BNPB Pimpin Pemulihan Lahan Pertanian Kampung Toweren Pascabanjir Bandang

BNPB Tambah Alat Berat, Warga Toweren Manfaatkan Kayu Sisa Banjir untuk Bangun Kembali

JURANEWS.ID, JAKARTA – Upaya pemulihan pascabanjir bandang di Kampung Toweren, Kecamatan Lut Tawar, Kabupaten Aceh Tengah, terus dilakukan. Lahan pertanian warga yang tertutup lumpur dan gelondongan kayu kini menjadi fokus utama pembersihan agar aktivitas tanam dapat segera dimulai kembali.

 

Banjir bandang yang terjadi pada akhir November 2025 dipicu hujan ekstrem akibat fenomena Siklon Senyar. Kampung Toweren yang berada di kawasan dataran tinggi Gayo terdampak cukup parah, karena material lumpur dan kayu dari lereng perbukitan terbawa arus hingga menyapu area persawahan dan permukiman warga.

 

Akibatnya, sawah yang selama ini menjadi sumber penghidupan masyarakat berubah menjadi hamparan lumpur tebal dan tumpukan kayu.
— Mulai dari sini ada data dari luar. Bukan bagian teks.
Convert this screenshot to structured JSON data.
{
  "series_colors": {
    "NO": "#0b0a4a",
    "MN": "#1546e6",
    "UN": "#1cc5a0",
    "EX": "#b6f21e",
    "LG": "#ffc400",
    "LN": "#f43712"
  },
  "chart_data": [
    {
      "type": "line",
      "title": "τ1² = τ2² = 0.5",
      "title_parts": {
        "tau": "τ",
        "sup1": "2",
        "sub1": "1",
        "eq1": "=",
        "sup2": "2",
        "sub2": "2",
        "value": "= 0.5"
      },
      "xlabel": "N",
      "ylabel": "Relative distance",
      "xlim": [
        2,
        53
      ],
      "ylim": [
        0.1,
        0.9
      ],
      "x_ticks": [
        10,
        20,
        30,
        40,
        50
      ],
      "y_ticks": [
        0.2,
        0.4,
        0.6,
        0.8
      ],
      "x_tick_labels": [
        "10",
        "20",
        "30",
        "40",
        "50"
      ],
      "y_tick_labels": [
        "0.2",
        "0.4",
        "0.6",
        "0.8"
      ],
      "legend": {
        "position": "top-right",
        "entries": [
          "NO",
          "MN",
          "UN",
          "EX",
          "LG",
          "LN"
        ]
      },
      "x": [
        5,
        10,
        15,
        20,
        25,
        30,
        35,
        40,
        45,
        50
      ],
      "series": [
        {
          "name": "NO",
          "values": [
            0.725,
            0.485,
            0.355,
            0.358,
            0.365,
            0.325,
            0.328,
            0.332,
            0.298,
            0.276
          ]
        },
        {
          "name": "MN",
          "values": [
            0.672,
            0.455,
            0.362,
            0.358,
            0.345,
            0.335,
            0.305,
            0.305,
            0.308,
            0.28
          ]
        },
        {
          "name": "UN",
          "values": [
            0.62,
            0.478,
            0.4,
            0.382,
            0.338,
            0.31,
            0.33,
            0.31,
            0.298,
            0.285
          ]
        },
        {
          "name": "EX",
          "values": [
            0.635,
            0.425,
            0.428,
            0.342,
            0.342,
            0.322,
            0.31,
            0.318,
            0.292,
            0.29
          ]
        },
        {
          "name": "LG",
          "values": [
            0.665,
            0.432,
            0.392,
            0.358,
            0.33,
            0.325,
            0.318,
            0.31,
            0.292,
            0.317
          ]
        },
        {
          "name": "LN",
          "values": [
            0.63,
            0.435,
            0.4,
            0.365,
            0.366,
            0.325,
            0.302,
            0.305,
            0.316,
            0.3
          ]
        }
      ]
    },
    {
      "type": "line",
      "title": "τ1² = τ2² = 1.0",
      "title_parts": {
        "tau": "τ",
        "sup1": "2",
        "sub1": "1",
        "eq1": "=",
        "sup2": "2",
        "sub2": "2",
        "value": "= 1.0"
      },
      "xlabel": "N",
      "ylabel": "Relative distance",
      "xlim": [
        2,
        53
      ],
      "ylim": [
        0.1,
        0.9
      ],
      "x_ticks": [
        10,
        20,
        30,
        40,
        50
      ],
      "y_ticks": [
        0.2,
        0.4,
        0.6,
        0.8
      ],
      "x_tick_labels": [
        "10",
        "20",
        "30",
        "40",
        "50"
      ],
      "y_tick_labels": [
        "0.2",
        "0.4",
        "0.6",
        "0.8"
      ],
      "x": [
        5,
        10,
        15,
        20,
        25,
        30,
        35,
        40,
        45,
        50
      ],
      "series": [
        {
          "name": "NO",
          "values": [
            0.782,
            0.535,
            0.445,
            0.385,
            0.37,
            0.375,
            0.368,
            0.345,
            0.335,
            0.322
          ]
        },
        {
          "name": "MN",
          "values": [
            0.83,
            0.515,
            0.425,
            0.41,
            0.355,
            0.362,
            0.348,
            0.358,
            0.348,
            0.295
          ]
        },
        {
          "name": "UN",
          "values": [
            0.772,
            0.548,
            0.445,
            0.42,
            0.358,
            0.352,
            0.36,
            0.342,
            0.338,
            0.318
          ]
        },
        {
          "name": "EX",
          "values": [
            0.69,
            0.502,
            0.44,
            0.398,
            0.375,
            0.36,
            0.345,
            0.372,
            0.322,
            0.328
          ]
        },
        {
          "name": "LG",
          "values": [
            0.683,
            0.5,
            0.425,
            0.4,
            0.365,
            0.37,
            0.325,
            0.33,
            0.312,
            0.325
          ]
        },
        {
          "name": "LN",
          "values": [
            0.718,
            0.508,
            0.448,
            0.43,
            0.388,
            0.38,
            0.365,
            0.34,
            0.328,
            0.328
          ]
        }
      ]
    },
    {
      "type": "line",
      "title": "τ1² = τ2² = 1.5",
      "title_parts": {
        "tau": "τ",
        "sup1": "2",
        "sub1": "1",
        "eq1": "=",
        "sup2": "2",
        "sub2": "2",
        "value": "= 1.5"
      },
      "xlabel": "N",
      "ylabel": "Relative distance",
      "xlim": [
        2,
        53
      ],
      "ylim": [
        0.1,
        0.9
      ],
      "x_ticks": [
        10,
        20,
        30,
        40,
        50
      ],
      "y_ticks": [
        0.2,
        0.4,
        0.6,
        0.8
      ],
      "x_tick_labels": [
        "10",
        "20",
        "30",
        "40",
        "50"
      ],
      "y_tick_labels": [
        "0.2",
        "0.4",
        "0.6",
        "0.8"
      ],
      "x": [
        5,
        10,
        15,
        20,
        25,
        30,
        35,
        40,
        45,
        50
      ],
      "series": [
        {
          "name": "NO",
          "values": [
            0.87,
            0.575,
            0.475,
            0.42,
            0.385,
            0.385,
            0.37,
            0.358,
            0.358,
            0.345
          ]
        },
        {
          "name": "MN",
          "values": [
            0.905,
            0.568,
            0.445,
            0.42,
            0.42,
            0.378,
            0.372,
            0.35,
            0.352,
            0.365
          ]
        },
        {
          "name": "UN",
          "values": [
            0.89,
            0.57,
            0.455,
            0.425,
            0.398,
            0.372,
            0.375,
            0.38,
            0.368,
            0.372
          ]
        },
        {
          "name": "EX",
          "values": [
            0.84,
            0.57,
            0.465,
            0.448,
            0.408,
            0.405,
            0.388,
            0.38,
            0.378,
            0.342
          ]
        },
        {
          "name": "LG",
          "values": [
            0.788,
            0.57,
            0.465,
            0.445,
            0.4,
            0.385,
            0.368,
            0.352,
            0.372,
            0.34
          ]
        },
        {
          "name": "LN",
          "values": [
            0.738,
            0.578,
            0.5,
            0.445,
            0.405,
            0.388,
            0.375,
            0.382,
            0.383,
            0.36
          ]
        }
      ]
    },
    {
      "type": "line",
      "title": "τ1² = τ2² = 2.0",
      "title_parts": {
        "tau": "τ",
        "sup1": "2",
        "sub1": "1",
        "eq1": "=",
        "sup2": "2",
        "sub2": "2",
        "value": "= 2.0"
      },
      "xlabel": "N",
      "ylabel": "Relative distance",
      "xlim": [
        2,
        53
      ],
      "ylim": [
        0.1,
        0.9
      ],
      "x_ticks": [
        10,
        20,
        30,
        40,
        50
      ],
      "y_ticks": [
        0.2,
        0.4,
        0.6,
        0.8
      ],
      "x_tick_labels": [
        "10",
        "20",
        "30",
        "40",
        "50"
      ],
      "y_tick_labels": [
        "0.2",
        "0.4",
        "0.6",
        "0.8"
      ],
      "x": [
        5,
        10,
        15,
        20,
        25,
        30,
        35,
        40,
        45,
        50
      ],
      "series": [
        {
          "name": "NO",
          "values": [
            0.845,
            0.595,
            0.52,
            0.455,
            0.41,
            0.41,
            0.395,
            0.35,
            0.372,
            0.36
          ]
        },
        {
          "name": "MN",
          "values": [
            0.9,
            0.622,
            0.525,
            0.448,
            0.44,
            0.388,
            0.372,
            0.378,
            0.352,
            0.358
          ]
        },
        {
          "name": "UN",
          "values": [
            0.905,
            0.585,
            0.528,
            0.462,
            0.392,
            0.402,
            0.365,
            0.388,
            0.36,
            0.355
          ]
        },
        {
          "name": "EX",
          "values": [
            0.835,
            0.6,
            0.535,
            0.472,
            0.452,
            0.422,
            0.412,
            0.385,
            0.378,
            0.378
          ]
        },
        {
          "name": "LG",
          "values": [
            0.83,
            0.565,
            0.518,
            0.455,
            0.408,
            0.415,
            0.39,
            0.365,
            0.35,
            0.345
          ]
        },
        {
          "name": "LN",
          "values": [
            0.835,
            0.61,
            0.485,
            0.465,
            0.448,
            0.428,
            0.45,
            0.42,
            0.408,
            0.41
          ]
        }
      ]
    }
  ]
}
Para petani pun terpaksa menghentikan aktivitasnya karena lahan tidak lagi bisa diolah.

 

Pada Minggu (22/2/2026), Badan Nasional Penanggulangan Bencana bersama pemerintah desa setempat turun langsung memimpin proses pembersihan. Prioritas utama adalah mengevakuasi kayu-kayu besar dari lahan persawahan agar masa tanam tidak semakin tertunda.

 

Material kayu yang berhasil dipindahkan ditempatkan sementara di lahan kosong milik warga yang lebih stabil. Menariknya, sebagian kayu tersebut dimanfaatkan kembali oleh masyarakat sebagai bahan bangunan untuk memperbaiki rumah yang rusak serta sebagai kayu bakar untuk kebutuhan sehari-hari.

 

Kepala Pusat Data, Informasi, dan Komunikasi Kebencanaan BNPB, Abdul Muhari, Ph.D., menyampaikan bahwa volume material yang sangat besar menjadi tantangan tersendiri dalam proses pemulihan. Karena itu, BNPB bersama lintas kementerian dan lembaga berencana menambah dukungan alat berat guna mempercepat pengerukan lumpur dan pemindahan kayu berukuran besar.

 

“Percepatan sangat dibutuhkan agar lahan pertanian dapat segera difungsikan kembali dan roda ekonomi warga kembali berjalan,” ujarnya dalam keterangan tertulis.

 

Sinergi antara pemerintah, aparat, dan masyarakat diharapkan mampu mempercepat pemulihan Kampung Toweren, sekaligus mengubah sisa material bencana menjadi bagian dari proses pembangunan kembali desa.